Daar komt weinig van terecht als ook NRC na Kerst bij Ambo Anthos aanklopt. In eerste instantie krijgt de journalist van de uitgever toestemming om op dinsdag 18 januari te publiceren, maar als hem ter ore komt dat de Volkskrant dat al op maandag mag, dringt hij erop aan het nieuws óók die dag te kunnen brengen. De marketingmedewerker zwicht en geeft later ook Het Parool toestemming.

12 januari 2022

De betrokkenen komen bijeen op de redactie van Ambo Anthos, waar ze Het verraad van Anne Frank – Het baanbrekende onderzoek van een internationaal coldcaseteam in Nederland voor het eerst in handen nemen. Een schrijfproject dat een jaar had moeten duren, is na drie jaar afgerond. Maar in plaats van champagne en blijdschap is er koffie en angst. De sfeer is ongemakkelijk: tussen de oude vrienden Bayens en Van Twisk botert het niet meer door hun onderlinge meningsverschillen. En tussen het CCT en Ambo Anthos is de sfeer door het juridische getouwtrek evenmin harmonieus. Bovendien vrezen de aanwezigen de reacties op de explosieve inhoud van Het verraad van Anne Frank.

Waar het boek in sommige alinea’s een slag om de arm houdt als het gaat om het beschuldigen van Van den Bergh – de theorie over hem is ‘de meest plausibele verklaring’, hij had ‘waarschijnlijk’ adressen doorgegeven aan de Sicherheitsdienst – is die terughoudendheid op andere bladzijden verdwenen. Van den Bergh ‘redde zijn gezin door adressen door te geven aan de SD, waaronder de Prinsengracht 263’, schrijft Sullivan bijvoorbeeld. In zijn nawoord schrijft Vince Pankoke: ‘We hebben helder gekregen wat er precies is gebeurd op de Prinsengracht 263.’ Drie alinea’s verder schrijft hij dat hij verwacht dat mensen met relevante informatie ‘contact met ons zullen opnemen om ons de ontbrekende stukjes van de puzzel van wat er gebeurde op 4 augustus 1944 aan te reiken’.

14 januari 2022

Op vrijdag 14 januari 2022 mailt Laurens Ubbink van Ambo Anthos aan Vince Pankoke dat het tijd is om Mirjam de Gorter te informeren.
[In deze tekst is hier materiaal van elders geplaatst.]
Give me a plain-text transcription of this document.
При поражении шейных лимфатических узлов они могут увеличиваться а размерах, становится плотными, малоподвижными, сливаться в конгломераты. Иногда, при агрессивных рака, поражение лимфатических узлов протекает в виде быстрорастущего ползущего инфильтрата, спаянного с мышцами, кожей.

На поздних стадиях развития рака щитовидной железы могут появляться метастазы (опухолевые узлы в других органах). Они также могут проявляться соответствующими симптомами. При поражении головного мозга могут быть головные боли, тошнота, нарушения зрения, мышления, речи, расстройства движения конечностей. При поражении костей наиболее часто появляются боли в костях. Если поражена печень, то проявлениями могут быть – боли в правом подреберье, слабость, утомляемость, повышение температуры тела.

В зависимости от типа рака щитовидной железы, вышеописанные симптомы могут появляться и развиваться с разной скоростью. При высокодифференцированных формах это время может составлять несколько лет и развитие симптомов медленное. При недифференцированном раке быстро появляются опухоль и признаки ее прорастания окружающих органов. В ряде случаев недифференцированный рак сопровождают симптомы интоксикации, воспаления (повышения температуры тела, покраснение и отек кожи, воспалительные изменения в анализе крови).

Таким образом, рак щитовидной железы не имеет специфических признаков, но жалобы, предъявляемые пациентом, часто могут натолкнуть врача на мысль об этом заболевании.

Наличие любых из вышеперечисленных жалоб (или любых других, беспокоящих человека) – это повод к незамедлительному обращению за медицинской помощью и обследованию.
Via een marketingmedewerker van Ambo Anthos die in nauw contact staat met de NOS, schrijft Ubbink, is duidelijk geworden dat de NOS achter haar echte naam en woonplaats is gekomen – in het boek heeft ze een andere naam gekregen – en gaat proberen De Gorter te interviewen. ‘We vinden het belangrijk om haar zo snel mogelijk te informeren over het boek en over de publiciteit die maandagochtend zal losbarsten.’ Pankoke belt vrijdagavond met De Gorter, die verbijsterd reageert.

16 januari 2022

Op zondag 16 januari wordt 60 Minutes uitgezonden – met 11 miljoen kijkers de op een na best bekeken aflevering in twee jaar – en op maandag 17 januari openen de kranten met het boek. ‘‘Waarschijnlijk’ was het een Joodse notaris die Anne Frank verraadde’, kopt NRC. ‘Coldcaseteam denkt verrader Anne Frank te hebben gevonden’, schrijft de Volkskrant op de voorpagina. Emile Schrijver, de enige externe expert die een exemplaar in handen heeft gekregen, zegt in dat stuk dat de voornaamste verdienste van het onderzoek is dat het aantal verdachten flink is uitgedund. Maar het daderschap van Van den Bergh staat niet onomstotelijk vast, zegt hij. ‘Je zou kunnen zeggen dat deze theorie van alle theorieën de meest waarschijnlijke is, maar hierover is het laatste woord nog niet gezegd.’

Die nuances gaan in het vroege NOS Journaal verloren. ‘Verrader Anne Frank was Joodse notaris’, zo opent het Journaal van 7 uur. Vier uur later is de tekst iets minder stellig. ‘Notaris zou Anne Frank hebben verraden’, is het dan. De Britse tabloid Daily Mail houdt het op: ‘Anne Frank verraden door JOODSE notaris.’ In The New York Times verschijnt een lovende recensie. ‘Hoewel geschreven als whodunit, bruist Het verraad van Anne Frank van de levende geschiedenis, menselijke warmte en verontwaardiging. Het verandert het idee van ‘collaboratie’ in acht decennia en bijna vierhonderd pagina’s van duistere en verraderlijke misdaad naar een nobele queeste met algoritmische transparantie.’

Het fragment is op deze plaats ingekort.